Positive: the privileged-execution surface (SSH host-key policy and option-injection guard, process-group isolation, stdin detachment, env scrubbing, the talosctl verb allowlist and node-aware T3 gate) is materially hardened with tests; every denial is now audited; the audit log is owner-only and survives a corrupt tail without losing records; untrusted parsing (vectors, manifests, AIDE, telemetry size) is robust; and redaction covers more secret shapes value-completely. The repository is again fully self-contained in code and docs.

Negative: the actuation subprocess path moved from subprocess.run to a Popen plus explicit timeout/kill, which is more code on the trust boundary (covered by a new timeout test).

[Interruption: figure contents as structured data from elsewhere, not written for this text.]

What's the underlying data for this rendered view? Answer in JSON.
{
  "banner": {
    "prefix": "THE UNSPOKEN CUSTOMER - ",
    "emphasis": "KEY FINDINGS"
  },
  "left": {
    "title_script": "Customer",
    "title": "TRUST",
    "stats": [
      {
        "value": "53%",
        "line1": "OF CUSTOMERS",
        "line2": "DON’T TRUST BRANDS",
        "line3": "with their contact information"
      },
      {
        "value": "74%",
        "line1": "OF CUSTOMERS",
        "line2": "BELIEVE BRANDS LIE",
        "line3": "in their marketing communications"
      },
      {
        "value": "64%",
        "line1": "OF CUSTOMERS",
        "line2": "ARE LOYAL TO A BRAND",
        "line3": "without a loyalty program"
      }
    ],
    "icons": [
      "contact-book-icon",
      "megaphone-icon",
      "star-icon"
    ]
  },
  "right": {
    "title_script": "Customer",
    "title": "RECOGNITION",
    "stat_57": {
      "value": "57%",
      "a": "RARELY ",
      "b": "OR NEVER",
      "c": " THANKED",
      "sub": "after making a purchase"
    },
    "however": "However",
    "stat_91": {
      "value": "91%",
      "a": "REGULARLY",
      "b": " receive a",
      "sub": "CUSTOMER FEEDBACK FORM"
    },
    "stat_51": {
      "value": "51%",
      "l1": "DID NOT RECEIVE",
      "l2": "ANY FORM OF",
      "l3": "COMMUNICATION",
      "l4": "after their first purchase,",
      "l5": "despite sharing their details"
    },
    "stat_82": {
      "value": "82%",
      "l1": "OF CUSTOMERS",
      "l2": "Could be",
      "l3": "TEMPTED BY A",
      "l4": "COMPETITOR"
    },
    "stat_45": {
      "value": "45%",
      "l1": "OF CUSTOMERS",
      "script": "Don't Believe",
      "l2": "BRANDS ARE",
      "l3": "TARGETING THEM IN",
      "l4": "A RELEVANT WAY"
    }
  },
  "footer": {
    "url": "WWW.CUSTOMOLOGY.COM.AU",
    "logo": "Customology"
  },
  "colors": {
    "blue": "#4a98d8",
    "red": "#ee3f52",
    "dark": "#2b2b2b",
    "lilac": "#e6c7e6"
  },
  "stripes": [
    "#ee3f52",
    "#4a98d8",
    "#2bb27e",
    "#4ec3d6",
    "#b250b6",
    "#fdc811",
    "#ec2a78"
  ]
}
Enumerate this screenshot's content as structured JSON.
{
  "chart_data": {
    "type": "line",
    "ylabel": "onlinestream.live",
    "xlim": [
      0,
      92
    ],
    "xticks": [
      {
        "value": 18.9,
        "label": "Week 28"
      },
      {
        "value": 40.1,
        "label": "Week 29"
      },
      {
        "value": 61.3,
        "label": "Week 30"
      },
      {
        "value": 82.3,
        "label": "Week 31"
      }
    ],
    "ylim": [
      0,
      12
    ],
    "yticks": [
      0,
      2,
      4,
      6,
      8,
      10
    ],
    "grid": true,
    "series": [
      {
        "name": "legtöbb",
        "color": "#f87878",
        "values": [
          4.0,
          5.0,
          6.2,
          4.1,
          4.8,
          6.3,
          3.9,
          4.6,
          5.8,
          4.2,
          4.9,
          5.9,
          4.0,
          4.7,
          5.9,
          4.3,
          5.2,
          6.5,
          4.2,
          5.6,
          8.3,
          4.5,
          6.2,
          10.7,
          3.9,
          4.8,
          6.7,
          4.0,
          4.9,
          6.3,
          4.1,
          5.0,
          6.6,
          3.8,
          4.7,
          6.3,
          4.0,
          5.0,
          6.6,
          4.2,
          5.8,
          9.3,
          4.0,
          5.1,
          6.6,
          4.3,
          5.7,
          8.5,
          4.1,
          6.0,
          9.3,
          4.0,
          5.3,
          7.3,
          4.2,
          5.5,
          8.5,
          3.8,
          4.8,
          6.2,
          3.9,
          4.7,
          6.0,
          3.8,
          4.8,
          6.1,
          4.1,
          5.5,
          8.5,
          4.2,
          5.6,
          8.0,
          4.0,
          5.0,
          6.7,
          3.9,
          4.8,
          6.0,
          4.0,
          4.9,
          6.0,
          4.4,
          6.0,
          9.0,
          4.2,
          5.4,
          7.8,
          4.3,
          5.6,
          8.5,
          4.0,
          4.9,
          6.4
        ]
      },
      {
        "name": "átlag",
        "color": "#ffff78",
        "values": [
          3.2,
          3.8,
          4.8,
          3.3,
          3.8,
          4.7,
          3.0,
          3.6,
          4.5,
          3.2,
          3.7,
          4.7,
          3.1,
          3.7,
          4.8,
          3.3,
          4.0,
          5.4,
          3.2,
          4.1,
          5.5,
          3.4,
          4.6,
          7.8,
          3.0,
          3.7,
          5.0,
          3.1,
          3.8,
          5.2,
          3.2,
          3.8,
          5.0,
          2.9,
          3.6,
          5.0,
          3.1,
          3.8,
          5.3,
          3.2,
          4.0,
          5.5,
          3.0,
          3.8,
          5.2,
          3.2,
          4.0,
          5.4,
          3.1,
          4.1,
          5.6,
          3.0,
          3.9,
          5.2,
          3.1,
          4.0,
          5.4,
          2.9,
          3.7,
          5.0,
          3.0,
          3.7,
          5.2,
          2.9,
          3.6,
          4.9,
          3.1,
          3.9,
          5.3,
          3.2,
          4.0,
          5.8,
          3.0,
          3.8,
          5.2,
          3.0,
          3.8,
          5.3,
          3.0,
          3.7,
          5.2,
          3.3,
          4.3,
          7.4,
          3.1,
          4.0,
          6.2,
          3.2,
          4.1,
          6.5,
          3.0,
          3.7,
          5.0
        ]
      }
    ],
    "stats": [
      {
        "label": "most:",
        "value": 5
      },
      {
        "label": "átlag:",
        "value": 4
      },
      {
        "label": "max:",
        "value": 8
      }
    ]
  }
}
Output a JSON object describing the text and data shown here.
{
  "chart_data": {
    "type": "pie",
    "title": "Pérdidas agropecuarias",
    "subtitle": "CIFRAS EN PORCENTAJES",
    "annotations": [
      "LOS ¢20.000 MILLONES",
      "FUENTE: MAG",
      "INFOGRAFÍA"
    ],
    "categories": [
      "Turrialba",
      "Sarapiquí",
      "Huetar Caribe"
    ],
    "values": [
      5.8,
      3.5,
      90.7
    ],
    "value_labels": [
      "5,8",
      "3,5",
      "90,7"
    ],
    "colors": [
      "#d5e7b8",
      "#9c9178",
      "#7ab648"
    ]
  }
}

The talosctl verb allowlist must be extended deliberately when a new subcommand is needed.

Neutral: this ADR records the wave and its acceptance; enforcement is the code and tests under each item. The architectural open items from ADR-0012 are unchanged.

Alternatives considered and rejected¶

Resolve every open item from ADR-0011/0012 in one change. Rejected: the architectural items (hostname-resolving SSRF, credential wiring, CI/deploy gating) are larger than this surgical security cluster and merit their own reviewable changes, consistent with ADR-0012's staging.
Default the SSH host-key policy to StrictHostKeyChecking=yes. Rejected for v0: a fleet with no pre-seeded known_hosts would refuse every first connection; accept-new (Trust-On-First-Use, refusing a changed key) is the secure default and is overridable to yes once known_hosts is seeded.
Degrade the audit sink to stderr on a corrupt tail (the prior behaviour). Rejected: losing the audit record is worse than a visible seq-reset seam that the verifier reports; the seam is the security signal.

Revisit triggers¶

The HTTP transport is implemented (raises BL-046 SSRF resolution and the consent registry in urgency).
A concurrent or multi-instance store path is implemented (raises BL-068).
A later audit contradicts a recorded verdict here (append an audit note, never rewrite a resolved row).